On February 8, China celebrated its entry into the New Year, a year placed under the sign of the Fire Monkey and which is announced to be dynamic and unpredictable. The Chinese even agree that during the Year of the Monkey anything can happen. If 2016 is the year of all possibilities, could it also be the year of the conquest of the world wine market by the Chinese?
This information had made a lot of noise last April, when the OIV (International Organisation of Vine and Wine) published its economic report revealing that China was now surpassing France in terms of cultivated wine-growing areas.
With nearly 800,000 hectares in 2014, China has indeed become the 2nd largest vineyard in the world, just behind Spain.If the figures are to be qualified because a part of these 800,000 hectares is devoted to the production of raisins and table grapes, the growth of Chinese vineyards is nevertheless remarkable. Whereas it had less than 4% of the world's vineyards in 2000, China now represents 11%.
The Chinese government has strongly encouraged this viticulture expansion policy by offering virgin land, encouraging industrialists to plant and even investing to develop wine tourism in certain regions.
This increase in wine-growing areas has been accompanied by an increase in Chinese wine production, making China the world's 8th largest wine producing country in 2014, with around 11 million hectolitres produced, i.e. 4% of world production. (NB: France takes 1st place with 46.7 million hectoliters produced).
A quantitative boom, but not only because although Chinese wines have long been reproached for their lack of quality, things are beginning to change. The professionals were not mistaken in saluting this qualitative progression at the last edition of Vinexpo in Bordeaux.
The investment of major international groups (LVMH for example) in Chinese vineyards in recent years is partly responsible for this positive development. Just like the Chinese owners who increasingly call upon international oenologists and consultants to bring their know-how and knowledge in viticulture. Finally, young Chinese students do not hesitate to come and train in France to acquire the best practices that they will then implement back home.
While China is betting on its vineyards to become a major player in the world wine market, it is also investing in vineyards abroad, particularly in France.

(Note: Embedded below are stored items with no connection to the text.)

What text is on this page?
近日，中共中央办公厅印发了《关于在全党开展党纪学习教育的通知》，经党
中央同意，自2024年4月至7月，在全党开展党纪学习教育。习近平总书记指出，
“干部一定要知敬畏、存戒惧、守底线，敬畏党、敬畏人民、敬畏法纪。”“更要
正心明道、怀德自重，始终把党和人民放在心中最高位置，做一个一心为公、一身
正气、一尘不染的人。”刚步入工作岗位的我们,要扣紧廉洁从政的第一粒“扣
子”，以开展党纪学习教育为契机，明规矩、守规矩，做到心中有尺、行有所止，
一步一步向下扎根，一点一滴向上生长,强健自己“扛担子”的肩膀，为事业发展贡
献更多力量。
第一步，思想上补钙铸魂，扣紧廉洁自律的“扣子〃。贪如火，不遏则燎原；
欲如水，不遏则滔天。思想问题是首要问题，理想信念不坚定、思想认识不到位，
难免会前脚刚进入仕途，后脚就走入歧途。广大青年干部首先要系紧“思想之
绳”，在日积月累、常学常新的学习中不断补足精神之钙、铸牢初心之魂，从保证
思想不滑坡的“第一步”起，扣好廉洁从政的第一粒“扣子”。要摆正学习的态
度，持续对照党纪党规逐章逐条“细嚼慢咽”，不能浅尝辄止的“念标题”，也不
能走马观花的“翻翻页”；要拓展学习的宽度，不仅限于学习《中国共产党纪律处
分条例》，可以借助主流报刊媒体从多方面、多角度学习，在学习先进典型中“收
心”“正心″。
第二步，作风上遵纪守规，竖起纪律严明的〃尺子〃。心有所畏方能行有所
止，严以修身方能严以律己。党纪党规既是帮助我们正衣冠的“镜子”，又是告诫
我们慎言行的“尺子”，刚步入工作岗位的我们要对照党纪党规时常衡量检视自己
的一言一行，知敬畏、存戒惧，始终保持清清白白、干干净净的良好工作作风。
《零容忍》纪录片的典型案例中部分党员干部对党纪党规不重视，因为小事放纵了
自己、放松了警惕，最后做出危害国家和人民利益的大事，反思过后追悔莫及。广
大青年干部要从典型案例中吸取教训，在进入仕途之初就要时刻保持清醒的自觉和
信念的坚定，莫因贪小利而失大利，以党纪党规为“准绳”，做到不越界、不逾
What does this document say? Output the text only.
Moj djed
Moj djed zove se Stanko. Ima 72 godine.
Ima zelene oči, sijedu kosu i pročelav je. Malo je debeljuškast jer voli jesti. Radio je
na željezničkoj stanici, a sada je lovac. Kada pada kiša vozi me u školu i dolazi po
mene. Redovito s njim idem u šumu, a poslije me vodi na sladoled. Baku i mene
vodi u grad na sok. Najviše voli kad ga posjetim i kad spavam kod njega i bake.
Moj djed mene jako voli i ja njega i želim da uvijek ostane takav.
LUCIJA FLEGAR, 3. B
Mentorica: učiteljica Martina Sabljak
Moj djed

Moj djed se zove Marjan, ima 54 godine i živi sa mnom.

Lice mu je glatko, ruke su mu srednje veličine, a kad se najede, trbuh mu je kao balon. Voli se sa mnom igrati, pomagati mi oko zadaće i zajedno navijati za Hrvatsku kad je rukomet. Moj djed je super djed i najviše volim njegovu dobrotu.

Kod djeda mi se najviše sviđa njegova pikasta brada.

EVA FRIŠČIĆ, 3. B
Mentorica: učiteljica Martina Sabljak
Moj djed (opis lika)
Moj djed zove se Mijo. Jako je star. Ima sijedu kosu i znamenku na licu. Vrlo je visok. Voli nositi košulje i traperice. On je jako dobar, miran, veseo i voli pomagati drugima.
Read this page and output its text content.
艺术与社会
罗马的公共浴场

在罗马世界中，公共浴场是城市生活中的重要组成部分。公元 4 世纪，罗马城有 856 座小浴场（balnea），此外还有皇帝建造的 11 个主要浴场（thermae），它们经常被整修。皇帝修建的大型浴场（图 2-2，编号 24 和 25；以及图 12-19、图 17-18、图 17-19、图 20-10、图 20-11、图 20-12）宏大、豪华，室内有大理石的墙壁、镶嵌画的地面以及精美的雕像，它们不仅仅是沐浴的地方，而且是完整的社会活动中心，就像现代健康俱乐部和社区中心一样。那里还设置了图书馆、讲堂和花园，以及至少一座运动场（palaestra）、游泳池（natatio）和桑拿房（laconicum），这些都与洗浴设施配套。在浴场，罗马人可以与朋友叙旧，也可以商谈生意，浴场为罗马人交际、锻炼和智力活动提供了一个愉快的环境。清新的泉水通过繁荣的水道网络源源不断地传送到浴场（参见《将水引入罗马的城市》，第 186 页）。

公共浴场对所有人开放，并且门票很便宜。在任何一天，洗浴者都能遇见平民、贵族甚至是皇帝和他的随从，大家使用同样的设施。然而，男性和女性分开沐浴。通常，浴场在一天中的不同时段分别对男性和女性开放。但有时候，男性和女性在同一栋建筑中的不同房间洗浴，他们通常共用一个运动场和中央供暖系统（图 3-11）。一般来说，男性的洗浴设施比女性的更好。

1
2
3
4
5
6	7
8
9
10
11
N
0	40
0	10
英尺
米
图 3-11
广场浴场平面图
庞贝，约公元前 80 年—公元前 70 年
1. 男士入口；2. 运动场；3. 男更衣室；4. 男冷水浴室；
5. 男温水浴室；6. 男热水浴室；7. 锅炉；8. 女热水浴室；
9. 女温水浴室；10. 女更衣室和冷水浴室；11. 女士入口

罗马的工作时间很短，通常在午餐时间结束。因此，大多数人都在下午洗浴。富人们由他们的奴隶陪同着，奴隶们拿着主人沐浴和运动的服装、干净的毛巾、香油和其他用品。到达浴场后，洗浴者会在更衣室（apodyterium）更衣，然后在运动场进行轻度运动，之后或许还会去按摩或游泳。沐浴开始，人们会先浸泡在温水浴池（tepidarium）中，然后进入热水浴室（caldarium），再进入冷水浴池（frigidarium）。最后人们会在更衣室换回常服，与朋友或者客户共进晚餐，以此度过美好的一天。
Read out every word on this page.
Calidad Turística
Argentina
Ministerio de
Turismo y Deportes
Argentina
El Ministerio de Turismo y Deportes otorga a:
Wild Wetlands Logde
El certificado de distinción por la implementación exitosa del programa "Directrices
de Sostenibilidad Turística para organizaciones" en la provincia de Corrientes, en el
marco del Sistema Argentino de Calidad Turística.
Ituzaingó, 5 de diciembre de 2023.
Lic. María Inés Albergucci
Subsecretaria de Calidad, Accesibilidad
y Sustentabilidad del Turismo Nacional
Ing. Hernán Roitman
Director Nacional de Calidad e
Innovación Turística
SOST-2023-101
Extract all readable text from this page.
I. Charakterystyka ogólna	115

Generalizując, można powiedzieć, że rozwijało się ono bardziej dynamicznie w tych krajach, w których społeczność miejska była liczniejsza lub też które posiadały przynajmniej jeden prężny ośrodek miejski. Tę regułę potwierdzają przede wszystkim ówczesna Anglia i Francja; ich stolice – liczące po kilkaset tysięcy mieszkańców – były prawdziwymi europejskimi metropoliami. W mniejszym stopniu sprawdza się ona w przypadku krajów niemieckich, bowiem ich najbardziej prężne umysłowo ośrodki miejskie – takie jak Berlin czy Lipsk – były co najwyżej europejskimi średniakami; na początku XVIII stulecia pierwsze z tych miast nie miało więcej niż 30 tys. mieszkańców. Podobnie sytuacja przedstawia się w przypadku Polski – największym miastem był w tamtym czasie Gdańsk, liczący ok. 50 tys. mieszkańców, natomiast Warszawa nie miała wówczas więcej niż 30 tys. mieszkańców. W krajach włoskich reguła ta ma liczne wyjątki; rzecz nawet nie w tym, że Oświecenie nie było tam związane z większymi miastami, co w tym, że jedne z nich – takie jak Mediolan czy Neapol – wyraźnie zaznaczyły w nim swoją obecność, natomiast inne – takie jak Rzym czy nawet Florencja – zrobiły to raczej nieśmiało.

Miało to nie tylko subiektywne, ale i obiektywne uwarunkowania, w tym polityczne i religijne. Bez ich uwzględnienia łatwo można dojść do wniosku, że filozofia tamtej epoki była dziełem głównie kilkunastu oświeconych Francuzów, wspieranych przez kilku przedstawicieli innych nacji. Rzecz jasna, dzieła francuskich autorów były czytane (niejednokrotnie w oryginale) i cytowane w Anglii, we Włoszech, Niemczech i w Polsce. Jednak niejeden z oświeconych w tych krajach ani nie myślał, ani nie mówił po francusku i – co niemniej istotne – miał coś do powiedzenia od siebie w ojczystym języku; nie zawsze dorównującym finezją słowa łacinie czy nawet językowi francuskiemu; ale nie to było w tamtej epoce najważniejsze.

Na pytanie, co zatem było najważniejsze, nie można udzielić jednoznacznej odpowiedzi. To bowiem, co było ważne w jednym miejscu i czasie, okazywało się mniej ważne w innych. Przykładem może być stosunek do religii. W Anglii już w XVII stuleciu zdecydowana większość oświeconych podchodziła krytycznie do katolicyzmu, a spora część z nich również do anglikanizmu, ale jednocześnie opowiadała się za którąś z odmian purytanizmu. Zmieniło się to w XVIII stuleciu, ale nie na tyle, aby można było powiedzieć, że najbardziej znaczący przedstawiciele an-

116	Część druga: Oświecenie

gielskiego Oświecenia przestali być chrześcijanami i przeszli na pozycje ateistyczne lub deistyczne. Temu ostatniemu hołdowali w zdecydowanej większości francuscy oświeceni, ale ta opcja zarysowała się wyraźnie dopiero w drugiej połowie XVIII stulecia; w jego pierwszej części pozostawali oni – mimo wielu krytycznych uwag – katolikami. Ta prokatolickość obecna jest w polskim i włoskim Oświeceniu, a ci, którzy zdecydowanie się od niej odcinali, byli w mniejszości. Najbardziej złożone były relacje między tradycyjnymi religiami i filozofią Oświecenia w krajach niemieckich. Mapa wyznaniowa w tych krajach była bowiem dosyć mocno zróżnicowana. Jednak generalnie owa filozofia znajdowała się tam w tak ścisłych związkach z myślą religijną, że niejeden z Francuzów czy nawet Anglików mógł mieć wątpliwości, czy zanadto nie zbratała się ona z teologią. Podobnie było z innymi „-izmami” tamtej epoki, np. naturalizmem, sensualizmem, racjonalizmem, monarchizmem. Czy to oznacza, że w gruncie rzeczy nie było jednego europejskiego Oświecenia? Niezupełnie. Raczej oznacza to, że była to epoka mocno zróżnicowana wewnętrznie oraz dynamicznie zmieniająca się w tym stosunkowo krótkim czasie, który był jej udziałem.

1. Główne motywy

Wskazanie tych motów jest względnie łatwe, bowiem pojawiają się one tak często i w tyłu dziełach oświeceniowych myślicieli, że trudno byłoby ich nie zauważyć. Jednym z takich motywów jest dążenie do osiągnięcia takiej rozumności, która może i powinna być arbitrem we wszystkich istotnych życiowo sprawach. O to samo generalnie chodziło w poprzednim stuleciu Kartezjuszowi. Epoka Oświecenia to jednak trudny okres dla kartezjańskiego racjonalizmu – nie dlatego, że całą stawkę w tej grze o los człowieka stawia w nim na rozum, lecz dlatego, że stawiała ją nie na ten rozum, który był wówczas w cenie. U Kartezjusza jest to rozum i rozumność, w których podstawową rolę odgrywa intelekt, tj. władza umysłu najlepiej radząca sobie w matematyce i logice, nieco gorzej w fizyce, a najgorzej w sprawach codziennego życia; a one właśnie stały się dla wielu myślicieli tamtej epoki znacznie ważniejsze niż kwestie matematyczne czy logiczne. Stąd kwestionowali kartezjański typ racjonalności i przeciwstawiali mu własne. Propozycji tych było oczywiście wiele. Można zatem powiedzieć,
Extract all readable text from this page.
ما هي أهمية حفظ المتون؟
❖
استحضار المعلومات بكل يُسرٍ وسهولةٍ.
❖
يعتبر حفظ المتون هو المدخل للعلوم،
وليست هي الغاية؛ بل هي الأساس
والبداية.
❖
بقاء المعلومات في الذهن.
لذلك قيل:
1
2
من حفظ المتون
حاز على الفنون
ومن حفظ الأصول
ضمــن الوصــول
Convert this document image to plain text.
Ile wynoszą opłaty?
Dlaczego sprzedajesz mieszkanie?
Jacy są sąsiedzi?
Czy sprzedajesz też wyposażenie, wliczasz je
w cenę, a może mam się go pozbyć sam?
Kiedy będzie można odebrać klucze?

Over the last five years, Chinese investors have thus become increasingly present in French vineyards, particularly in the Bordeaux region where they have bought more than a hundred châteaux.
According to an inventory of fixtures presented in 2015 by the company Vinea Transaction, they represent 21% of foreign investors in the whole of the French vineyard (NB : the study covers 600,000 ha, excluding Champagne, Cognac, Armagnac, Corsica, Savoy, Jura and Alsace) and 47% in the specific region of Bordeaux.
With this quantitative and qualitative boom in Chinese wine and an increased presence of Chinese investors in French vineyards, should we see China as a threat to French wine?
Not for the moment, for several reasons. Firstly, Chinese wines are still far from rivalling French wines in terms of taste, although their quality is improving. As for local production, it is mainly oriented towards the domestic market, with exports representing an anecdotal share of world exports.
China therefore presents for the moment little competition for France on the export market, while the Chinese domestic market represents more of an opportunity for French wines.Indeed, China has become the 5th largest market for wine consumption, just behind the United States, France, Italy and Germany. It is even the 1st red wine consuming country in the world. And the Chinese infatuation for wine does not seem to be about to be denied, in particular thanks to the middle class which is becoming westernized and more and more interested in wine.
To date, 80% of Chinese wine consumption is satisfied by local production. Imports represent the remaining 20%. French wines are the first imported wines because they benefit from a very positive image among consumers.
With the foreseeable growth of Chinese consumption, it is legitimate to think that the share of local production should decrease in favor of imports. An opportunity to be seized for French wines, from Bordeaux or elsewhere, but beware, other countries are counting on doing well, such as Australia which has already started a real operation of seduction with Chinese customers.